Q. I have some questions about your reading of the Abraham story. The children of Abraham are not ‘Israel people’, not least because there was no Israel in Abraham’s time of any sort. Israel proper comes later in Moses’ day. Secondly, the blessing of the nations in Abraham, especially in the context of a letter mainly to Gentile new Christians is surely to be seen as a reference NOT to Israel but to the ethnoi as opposed to the laoi. Gentiles become children of Abraham through faith in Christ. Moses and Israel does not enter the picture at this juncture. Thirdly, the Abrahamic covenant is distinguished by Paul in Gal. 4 from the Mosaic covenant, perhaps not least because Abraham, in the first place, was a pagan. He trusted in the Creator
God before he was ever revealed as Yahweh the God of Israel, a people and community that did not exist yet. There is a problem with reading the Mosaic covenant back into the Abrahamic covenant, and I doubt it was a small point to Paul that the circumcision of Abraham happens after this establishment of a covenant relationship in Gen. 15. Abraham had right standing with God, or a positive covenant relationship before he got circumcised, as it was on the basis of faith. So too the Galatians who don’t need circumcision or the Mosaic covenant . They are not joining Israel, they are joining Jew and Gentile united in Christ. Paul reads the story in chronological order, unlike some Jewish readings of the Abraham story. Lastly, Abraham didn’t need an Exodus from Egypt or a return from exile either. If there was any slavery he would have been liberated from it would have been slavery to pagan gods and sin….. the very same sort of thing the Galatian Gentiles were liberated from. Terry Donaldson’s detailed recent treatment of the ‘ethnoi’ and ‘laoi’ language is instructive at this point. I am sure you have some good reflections on this.

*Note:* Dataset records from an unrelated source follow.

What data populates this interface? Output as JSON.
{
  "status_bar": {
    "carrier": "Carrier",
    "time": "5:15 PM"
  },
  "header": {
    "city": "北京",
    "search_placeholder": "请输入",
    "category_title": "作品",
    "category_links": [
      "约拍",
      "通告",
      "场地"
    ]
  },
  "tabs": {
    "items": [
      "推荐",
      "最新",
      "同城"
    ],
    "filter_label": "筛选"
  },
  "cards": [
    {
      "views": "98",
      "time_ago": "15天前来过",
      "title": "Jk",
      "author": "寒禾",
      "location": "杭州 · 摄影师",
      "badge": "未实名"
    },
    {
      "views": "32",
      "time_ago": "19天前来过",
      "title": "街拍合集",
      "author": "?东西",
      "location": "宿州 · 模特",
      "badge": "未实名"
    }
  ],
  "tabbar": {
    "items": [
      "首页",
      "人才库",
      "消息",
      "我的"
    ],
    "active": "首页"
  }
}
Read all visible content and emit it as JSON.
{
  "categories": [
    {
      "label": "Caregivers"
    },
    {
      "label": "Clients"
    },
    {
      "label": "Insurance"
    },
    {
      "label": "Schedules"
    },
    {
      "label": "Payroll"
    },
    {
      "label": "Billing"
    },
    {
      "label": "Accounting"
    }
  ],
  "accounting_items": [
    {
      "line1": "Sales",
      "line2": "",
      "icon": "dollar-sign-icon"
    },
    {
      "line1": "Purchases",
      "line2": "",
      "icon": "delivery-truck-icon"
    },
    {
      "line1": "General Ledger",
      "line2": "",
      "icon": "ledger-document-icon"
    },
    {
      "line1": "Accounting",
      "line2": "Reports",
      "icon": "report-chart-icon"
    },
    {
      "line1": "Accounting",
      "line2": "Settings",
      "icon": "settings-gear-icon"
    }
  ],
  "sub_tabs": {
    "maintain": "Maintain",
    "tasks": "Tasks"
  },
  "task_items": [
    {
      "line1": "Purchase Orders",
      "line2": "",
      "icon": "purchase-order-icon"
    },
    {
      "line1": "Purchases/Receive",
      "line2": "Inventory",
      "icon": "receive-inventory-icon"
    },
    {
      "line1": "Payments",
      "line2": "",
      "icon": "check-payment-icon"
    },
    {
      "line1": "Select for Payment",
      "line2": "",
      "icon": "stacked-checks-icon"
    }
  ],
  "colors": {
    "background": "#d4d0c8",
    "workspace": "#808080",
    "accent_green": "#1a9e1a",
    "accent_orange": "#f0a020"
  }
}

A. I’m not really sure what you’re pushing back at here. Of course the word ‘Israel’ is only introduced with Jacob and then becomes a socio-political entity at the Exodus. But I use the word as a shorthand for ‘the people of God launched with Abraham’ even though they aren’t called that yet, like we say ‘the queen was born in 1926’ even though she wasn’t the queen until 1952. I don’t think this has created any confusions. (By the same token, neither Abraham, Isaac nor Jacob, nor Moses, were ‘Jews’, i.e. descendants of Judah…) Here, in the allusions to Psalm 2, and in his use of Ps 87 etc etc Paul is clear that God’s original intention was to bless the nations through the family of Abraham/ David.